Tous médias confondus, quels sont tes derniers coups de cœur ?
Houlà... Comme cela me vient et dans le désordre le plus intégral : Les Equinoxes (Cyril Pedrosa), Deux frères (Fábio Moon / Gabriel Bá ), Un certain Cervantès (Christian Lax), les séries House of cards et True Detective, La trilogie des confins (Cormac Mc Carthy), le groupe Feu ! Chatterton, le dernier Hoax Taylor, les voix d'Ibeyi, celles de Dom La Nena et Rosemary Standley sur Birds on a Wire...

Y a-t-il une question que je n’ai pas posée et à laquelle tu souhaiterais néanmoins répondre ?
Tu ne m'as pas demandé ce que je pensais du dernier Star Wars. Et je t'en remercie.
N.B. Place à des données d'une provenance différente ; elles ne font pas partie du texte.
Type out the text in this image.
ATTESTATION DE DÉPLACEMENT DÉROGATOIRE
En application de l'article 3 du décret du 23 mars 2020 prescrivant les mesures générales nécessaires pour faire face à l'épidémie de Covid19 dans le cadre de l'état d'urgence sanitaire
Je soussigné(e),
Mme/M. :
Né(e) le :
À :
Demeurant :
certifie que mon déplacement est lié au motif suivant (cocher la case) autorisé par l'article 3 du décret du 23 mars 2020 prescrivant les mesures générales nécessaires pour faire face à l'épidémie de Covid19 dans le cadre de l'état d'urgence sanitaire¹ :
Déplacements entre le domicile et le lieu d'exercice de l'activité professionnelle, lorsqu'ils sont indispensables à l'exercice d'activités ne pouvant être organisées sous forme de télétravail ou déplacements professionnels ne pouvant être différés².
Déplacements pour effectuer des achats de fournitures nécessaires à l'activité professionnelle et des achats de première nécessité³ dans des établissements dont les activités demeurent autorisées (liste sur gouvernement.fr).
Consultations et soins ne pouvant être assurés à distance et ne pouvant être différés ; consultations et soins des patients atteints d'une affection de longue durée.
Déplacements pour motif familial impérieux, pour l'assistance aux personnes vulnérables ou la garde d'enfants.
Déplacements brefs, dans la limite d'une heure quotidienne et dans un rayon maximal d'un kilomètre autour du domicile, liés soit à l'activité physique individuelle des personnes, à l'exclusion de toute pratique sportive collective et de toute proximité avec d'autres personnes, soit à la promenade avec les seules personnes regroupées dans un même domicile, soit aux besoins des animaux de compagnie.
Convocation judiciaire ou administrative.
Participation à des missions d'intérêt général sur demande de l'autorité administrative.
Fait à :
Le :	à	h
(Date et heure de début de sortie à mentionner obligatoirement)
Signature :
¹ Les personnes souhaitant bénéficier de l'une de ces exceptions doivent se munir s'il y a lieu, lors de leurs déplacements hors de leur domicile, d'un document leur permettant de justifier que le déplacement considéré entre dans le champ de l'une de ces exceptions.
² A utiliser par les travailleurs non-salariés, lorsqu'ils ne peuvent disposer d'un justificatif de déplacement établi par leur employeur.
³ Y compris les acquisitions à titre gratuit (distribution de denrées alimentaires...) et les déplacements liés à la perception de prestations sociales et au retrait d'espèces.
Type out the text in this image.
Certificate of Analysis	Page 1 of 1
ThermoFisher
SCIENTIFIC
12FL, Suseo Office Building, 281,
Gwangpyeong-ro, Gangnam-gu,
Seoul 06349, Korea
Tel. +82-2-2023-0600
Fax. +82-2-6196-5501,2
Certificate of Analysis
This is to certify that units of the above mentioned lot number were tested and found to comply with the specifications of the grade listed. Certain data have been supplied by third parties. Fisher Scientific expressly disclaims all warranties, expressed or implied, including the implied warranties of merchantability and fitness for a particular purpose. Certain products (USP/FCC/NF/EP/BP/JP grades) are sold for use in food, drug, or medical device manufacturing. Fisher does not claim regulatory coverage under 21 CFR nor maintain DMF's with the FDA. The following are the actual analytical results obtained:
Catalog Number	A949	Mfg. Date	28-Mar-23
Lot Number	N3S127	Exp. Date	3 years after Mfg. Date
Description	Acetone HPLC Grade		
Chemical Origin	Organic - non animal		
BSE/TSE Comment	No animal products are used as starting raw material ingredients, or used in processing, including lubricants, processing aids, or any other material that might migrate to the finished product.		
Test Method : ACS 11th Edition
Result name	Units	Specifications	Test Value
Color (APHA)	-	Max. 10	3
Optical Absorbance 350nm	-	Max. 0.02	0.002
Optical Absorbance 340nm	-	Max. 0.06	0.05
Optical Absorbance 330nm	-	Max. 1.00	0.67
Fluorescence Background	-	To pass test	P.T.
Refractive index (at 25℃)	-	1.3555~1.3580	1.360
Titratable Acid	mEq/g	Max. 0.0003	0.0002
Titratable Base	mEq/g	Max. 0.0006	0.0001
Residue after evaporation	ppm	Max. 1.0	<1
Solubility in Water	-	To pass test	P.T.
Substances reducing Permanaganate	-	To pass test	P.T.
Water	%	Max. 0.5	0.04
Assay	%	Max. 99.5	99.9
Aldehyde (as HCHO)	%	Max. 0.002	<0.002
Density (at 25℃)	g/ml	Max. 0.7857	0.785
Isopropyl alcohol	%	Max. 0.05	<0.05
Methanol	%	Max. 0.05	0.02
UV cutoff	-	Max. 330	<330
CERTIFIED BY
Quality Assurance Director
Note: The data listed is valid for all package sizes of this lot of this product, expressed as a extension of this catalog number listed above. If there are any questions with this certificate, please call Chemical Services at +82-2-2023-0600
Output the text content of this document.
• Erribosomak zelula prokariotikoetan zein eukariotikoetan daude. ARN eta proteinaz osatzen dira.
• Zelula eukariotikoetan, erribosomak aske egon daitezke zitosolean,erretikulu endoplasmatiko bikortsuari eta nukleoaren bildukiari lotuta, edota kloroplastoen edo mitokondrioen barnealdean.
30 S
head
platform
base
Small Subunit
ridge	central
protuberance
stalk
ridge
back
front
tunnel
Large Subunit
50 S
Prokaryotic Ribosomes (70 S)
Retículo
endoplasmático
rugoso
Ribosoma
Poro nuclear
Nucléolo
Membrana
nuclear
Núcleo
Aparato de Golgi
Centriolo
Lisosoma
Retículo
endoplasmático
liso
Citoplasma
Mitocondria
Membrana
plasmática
Pour finir et afin de mieux te connaître, un petit portrait chinois à la sauce imaginaire…
Si tu étais…

un personnage de BD: Corto Maltese
un personnage de roman: Alice (au pays des Merveilles)
un personnage de cinéma: Ghost Dog
une chanson: All the world is green (Tom Waits)
un instrument de musique: Une clarinette (j'en ai joué longtemps)
un jeu de société: Risk
une découverte scientifique: La machine à remonter le temps (Comment ça, cela n'existe pas ?)
une recette culinaire: Un Chili con carne (hot)
une pâtisserie: Paris-Brest
une boisson: Le thé, de plus en plus
une ville: Brest
une qualité: La persévérance
un défaut: L'impulsivité
un monument: Le pont de Plougastel
un proverbe : Tout vient à point...

Un dernier mot pour la postérité ?
Merci !

Un grand merci pour le temps que tu nous as accordé… et pour ce formidable album!